Presenting the information separately, in silos, makes it difficult to build up an overall picture of a business’ long-term value. Each report only takes one set of factors into account, meaning it could well have different conclusions to those that could have been made if the information in other reports was built into that report’s assumptions.
To take all the necessary factors into account when presenting information, to put the finances in the context of sustainability, long-term objectives, and the business model, needs a new approach to reporting. We need an integrated approach to reporting.
This is easier said than done, but this week has seen some significant steps towards the arrival of integrated reporting, with the launch of the International Integrated Reporting Committee (IIRC) discussion paper. The IIRC brings together all the key players needed to make such a complex and far-reaching project work, from global business, to investor groups, and accountancy bodies.
The IIRC has a long way to go before it can achieve even a small part of what it has set out to do: Integrated Reporting needs to result in reports that are of increased relevance to their users, and it needs to embed sustainability at the heart of corporate reporting.
Despite these challenges, Integrated Reporting remains a great opportunity to help us make a fully-informed assessment of the long-term value of any business.

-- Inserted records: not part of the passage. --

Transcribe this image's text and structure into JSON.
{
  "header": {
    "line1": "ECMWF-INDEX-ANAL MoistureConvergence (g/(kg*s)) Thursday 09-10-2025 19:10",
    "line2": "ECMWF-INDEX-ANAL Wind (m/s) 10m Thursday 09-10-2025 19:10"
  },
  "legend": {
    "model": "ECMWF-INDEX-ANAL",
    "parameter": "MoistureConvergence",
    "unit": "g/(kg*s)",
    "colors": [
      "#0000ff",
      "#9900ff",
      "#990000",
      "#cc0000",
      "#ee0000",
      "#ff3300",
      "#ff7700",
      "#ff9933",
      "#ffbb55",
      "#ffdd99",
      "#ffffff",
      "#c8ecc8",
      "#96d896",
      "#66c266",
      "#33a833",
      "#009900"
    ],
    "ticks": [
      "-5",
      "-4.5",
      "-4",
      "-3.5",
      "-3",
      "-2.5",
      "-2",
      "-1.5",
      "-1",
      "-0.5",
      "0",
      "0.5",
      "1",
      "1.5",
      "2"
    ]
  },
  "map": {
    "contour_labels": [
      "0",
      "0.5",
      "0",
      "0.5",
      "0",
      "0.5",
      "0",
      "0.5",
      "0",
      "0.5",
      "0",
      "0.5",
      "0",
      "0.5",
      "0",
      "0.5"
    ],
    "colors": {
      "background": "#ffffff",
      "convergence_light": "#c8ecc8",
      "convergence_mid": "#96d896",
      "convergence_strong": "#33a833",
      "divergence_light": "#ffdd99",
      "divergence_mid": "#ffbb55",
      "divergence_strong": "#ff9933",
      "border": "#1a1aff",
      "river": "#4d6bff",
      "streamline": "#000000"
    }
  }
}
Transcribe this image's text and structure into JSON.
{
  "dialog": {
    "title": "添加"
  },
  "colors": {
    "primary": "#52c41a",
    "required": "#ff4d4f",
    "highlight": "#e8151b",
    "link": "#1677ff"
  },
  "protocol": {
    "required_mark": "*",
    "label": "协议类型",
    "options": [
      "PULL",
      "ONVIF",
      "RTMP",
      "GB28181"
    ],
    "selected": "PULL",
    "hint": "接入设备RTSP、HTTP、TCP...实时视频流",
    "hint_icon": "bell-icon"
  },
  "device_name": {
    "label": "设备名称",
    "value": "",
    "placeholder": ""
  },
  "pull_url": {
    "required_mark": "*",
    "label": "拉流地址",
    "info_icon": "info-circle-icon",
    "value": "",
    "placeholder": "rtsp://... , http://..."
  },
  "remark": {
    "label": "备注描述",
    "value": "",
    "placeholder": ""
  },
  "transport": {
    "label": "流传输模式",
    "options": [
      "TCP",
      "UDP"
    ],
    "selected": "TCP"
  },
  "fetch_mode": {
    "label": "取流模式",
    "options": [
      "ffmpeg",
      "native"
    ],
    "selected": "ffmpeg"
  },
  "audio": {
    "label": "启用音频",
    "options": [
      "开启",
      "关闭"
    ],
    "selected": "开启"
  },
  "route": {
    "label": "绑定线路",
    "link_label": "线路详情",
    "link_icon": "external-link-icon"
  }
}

The integrated report could be the solution to required reporting being able to deliver relevant, long-term forecasting information. It can't just combine reports--CSR tends to be a marketing exercise for most companies that issue those reports. An integrated report must have a broader scope with principles guiding transparency, disclosure, etc. ISO standards do well in this regard--that is, in establishing principles to guide reporting/documentational requirements.